I miss those familiar calls and sounds of living in Saint Gabriel Parish in Gray’s Ferry simply because life was unvarnished and very very human. We knew our neighbors, our neighbors knew us and everything that wasn’t right in the neighborhood, everyone knew about it. Today living in a sanitized, suburban neighborhood, I never hear my neighbors shout for their children to come home for dinner. For that matter, I really don’t know my neighbors other than a cursory wave or nod. Children never play in the neighborhood in the street. They are tied to their video games, NetFlix, cellular phones or busy texting or face timing with their friends.

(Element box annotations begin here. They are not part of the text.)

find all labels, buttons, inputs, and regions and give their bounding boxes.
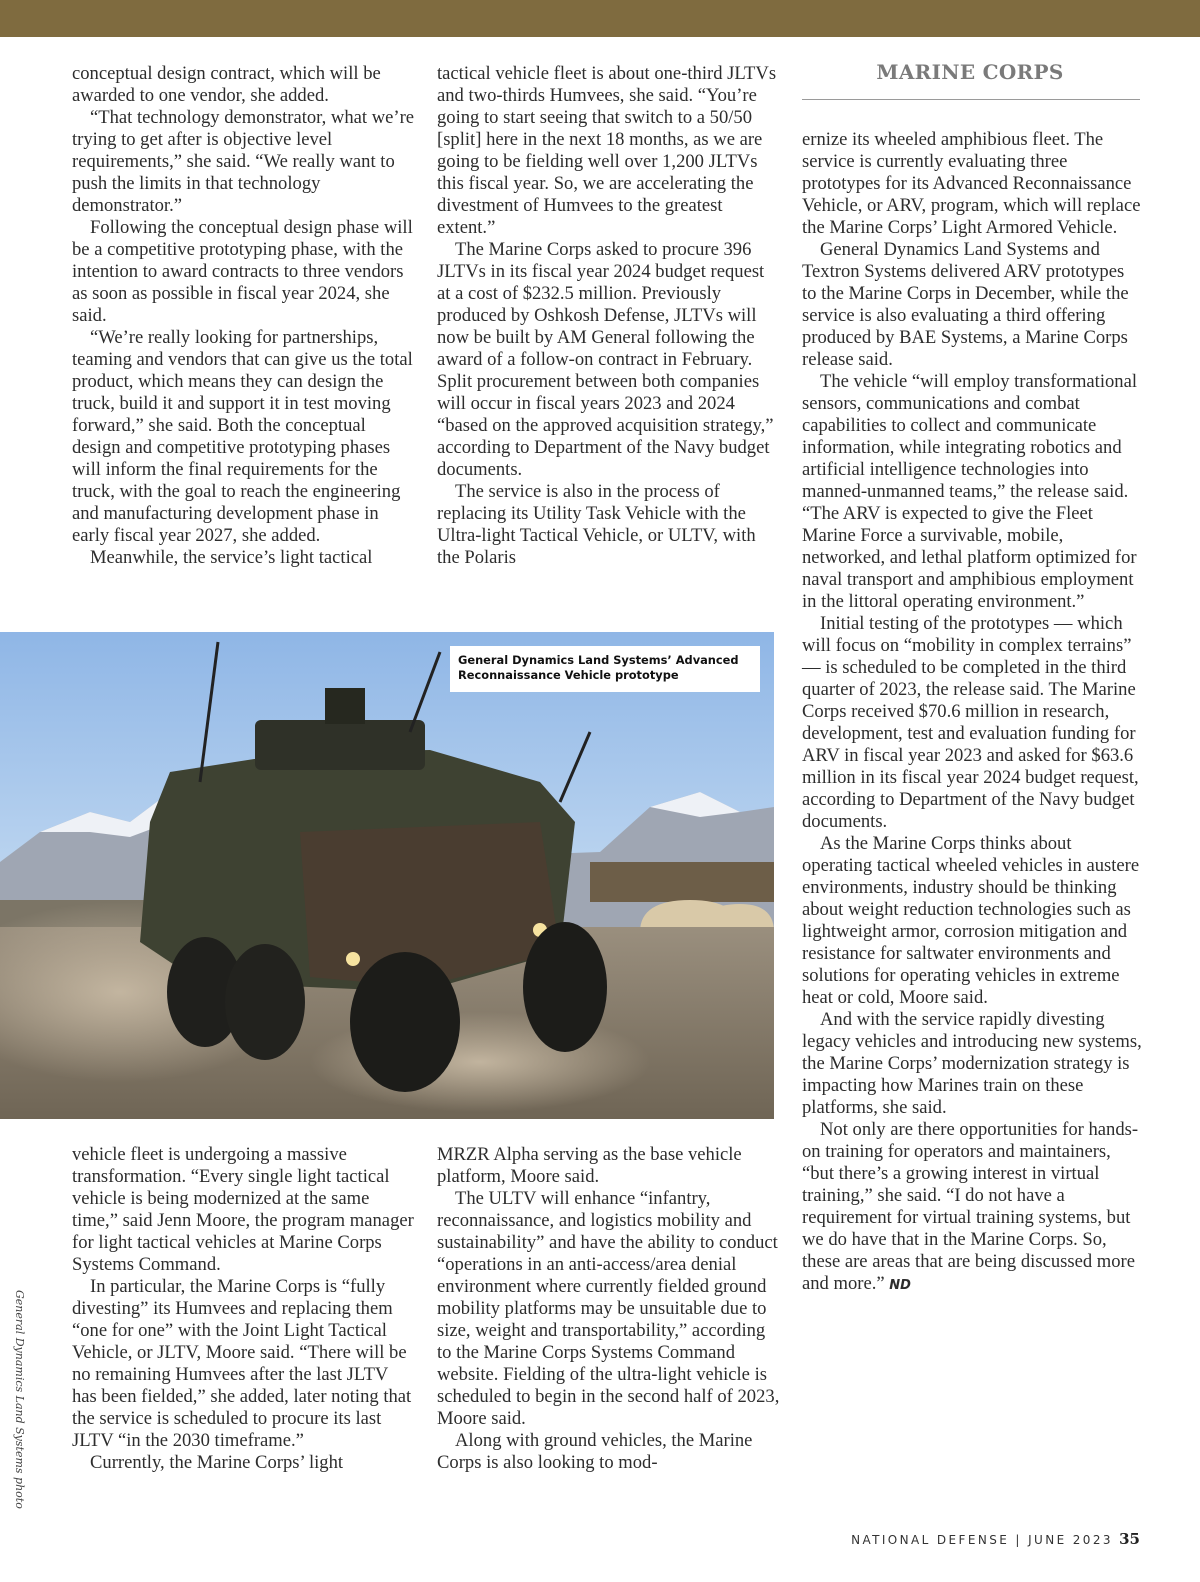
article-column-1-top bbox=[72, 63, 417, 569]
wheel bbox=[225, 944, 305, 1060]
photo-credit: General Dynamics Land Systems photo bbox=[13, 1290, 26, 1509]
article-column-2-top bbox=[437, 63, 782, 569]
sensor-mast bbox=[325, 688, 365, 724]
paragraph: The vehicle “will employ transformational sensors, communications and combat capabilities to collect and communicate information, while integrating robotics and artificial intelligence technologies into manned-unmanned teams,” the release said. “The ARV is expected to give the Fleet Marine Force a survivable, mobile, networked, and lethal platform optimized for naval transport and amphibious employment in the littoral operating environment.” bbox=[802, 371, 1138, 612]
paragraph: Following the conceptual design phase will be a competitive prototyping phase, with the intention to award contracts to three vendors as soon as possible in fiscal year 2024, she said. bbox=[72, 217, 413, 326]
paragraph: Initial testing of the prototypes — which will focus on “mobility in complex terrains” — is scheduled to be completed in the third quarter of 2023, the release said. The Marine Corps received $70.6 million in research, development, test and evaluation funding for ARV in fiscal year 2023 and asked for $63.6 million in its fiscal year 2024 budget request, according to Department of the Navy budget documents. bbox=[802, 613, 1139, 832]
paragraph: tactical vehicle fleet is about one-third JLTVs and two-thirds Humvees, she said. “You’re going to start seeing that switch to a 50/50 [split] here in the next 18 months, as we are going to be fielding well over 1,200 JLTVs this fiscal year. So, we are accelerating the divestment of Humvees to the greatest extent.” bbox=[437, 63, 777, 238]
article-column-1-bottom bbox=[72, 1144, 417, 1474]
photo-caption: General Dynamics Land Systems’ Advanced Reconnaissance Vehicle prototype bbox=[450, 646, 760, 692]
paragraph: MRZR Alpha serving as the base vehicle platform, Moore said. bbox=[437, 1144, 742, 1187]
paragraph: “We’re really looking for partnerships, teaming and vendors that can give us the total product, which means they can design the truck, build it and support it in test moving forward,” she said. Both the conceptual design and competitive prototyping phases will inform the final requirements for the truck, with the goal to reach the engineering and manufacturing development phase in early fiscal year 2027, she added. bbox=[72, 327, 413, 546]
paragraph bbox=[802, 1119, 1142, 1297]
top-color-bar bbox=[0, 0, 1200, 37]
vehicle-photo bbox=[0, 632, 774, 1119]
paragraph: The service is also in the process of replacing its Utility Task Vehicle with the Ultra-light Tactical Vehicle, or ULTV, with the Polaris bbox=[437, 481, 756, 568]
trees bbox=[590, 862, 774, 902]
end-mark: ND bbox=[889, 1278, 911, 1293]
paragraph: In particular, the Marine Corps is “fully divesting” its Humvees and replacing them “one for one” with the Joint Light Tactical Vehicle, or JLTV, Moore said. “There will be no remaining Humvees after the last JLTV has been fielded,” she added, later noting that the service is scheduled to procure its last JLTV “in the 2030 timeframe.” bbox=[72, 1276, 412, 1451]
paragraph: General Dynamics Land Systems and Textron Systems delivered ARV prototypes to the Marine Corps in December, while the service is also evaluating a third offering produced by BAE Systems, a Marine Corps release said. bbox=[802, 239, 1129, 370]
section-label: MARINE CORPS bbox=[876, 60, 1064, 84]
paragraph: And with the service rapidly divesting legacy vehicles and introducing new systems, the Marine Corps’ modernization strategy is impacting how Marines train on these platforms, she said. bbox=[802, 1009, 1142, 1118]
article-column-2-bottom bbox=[437, 1144, 782, 1474]
paragraph: “That technology demonstrator, what we’re trying to get after is objective level requirements,” she said. “We really want to push the limits in that technology demonstrator.” bbox=[72, 107, 415, 216]
headlight bbox=[346, 952, 360, 966]
paragraph-text: Not only are there opportunities for hands-on training for operators and maintainers, “but there’s a growing interest in virtual training,” she said. “I do not have a requirement for virtual training systems, but we do have that in the Marine Corps. So, these are areas that are being discussed more and more.” bbox=[802, 1119, 1139, 1294]
wheel bbox=[350, 952, 460, 1092]
paragraph: Currently, the Marine Corps’ light bbox=[90, 1452, 344, 1473]
turret bbox=[255, 720, 425, 770]
paragraph: As the Marine Corps thinks about operating tactical wheeled vehicles in austere environments, industry should be thinking about weight reduction technologies such as lightweight armor, corrosion mitigation and resistance for saltwater environments and solutions for operating vehicles in extreme heat or cold, Moore said. bbox=[802, 833, 1140, 1008]
article-column-3 bbox=[802, 129, 1142, 1297]
paragraph: Meanwhile, the service’s light tactical bbox=[90, 547, 373, 568]
paragraph: Along with ground vehicles, the Marine Corps is also looking to mod- bbox=[437, 1430, 753, 1473]
paragraph: ernize its wheeled amphibious fleet. The service is currently evaluating three prototypes for its Advanced Reconnaissance Vehicle, or ARV, program, which will replace the Marine Corps’ Light Armored Vehicle. bbox=[802, 129, 1141, 238]
publication-name: NATIONAL DEFENSE | JUNE 2023 bbox=[851, 1533, 1113, 1547]
page-number: 35 bbox=[1119, 1530, 1140, 1548]
paragraph: vehicle fleet is undergoing a massive transformation. “Every single light tactical vehicle is being modernized at the same time,” said Jenn Moore, the program manager for light tactical vehicles at Marine Corps Systems Command. bbox=[72, 1144, 414, 1275]
paragraph: conceptual design contract, which will be awarded to one vendor, she added. bbox=[72, 63, 381, 106]
page-footer bbox=[851, 1530, 1140, 1548]
section-divider bbox=[802, 99, 1140, 100]
paragraph: The Marine Corps asked to procure 396 JLTVs in its fiscal year 2024 budget request at a cost of $232.5 million. Previously produced by Oshkosh Defense, JLTVs will now be built by AM General following the award of a follow-on contract in February. Split procurement between both companies will occur in fiscal years 2023 and 2024 “based on the approved acquisition strategy,” according to Department of the Navy budget documents. bbox=[437, 239, 774, 480]
paragraph: The ULTV will enhance “infantry, reconnaissance, and logistics mobility and sustainability” and have the ability to conduct “operations in an anti-access/area denial environment where currently fielded ground mobility platforms may be unsuitable due to size, weight and transportability,” according to the Marine Corps Systems Command website. Fielding of the ultra-light vehicle is scheduled to begin in the second half of 2023, Moore said. bbox=[437, 1188, 780, 1429]
wheel bbox=[523, 922, 607, 1052]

We don’t even hear the church bells of our parish, because they don’t ring them! Really, what up with a Catholic Church without ringing bells?

As I anticipate my McFish for dinner, the colorful and varied people of Gray’s Ferry are in my mind. During Lent, they went to the Stations of the Cross on Friday. Today, stations are just designated frequencies on the television. Our parish on occasion does offer Stations of the Cross, but they are not the good old Saint Alphonsus Ligouri versions, but a modernized, secularized and Protestantized version that is politically correct and inclusive. BARF!

What we all need is to get the notion of a parish again, families that shout, children that play outdoors, Church celebrations that are not sanitized to be politically correct, but truly correct as Catholic.
Happy Friday in Lent. I have to go, the speaker at McDonald’s is shouting at me asking if I want fries with my McFish! Priceless!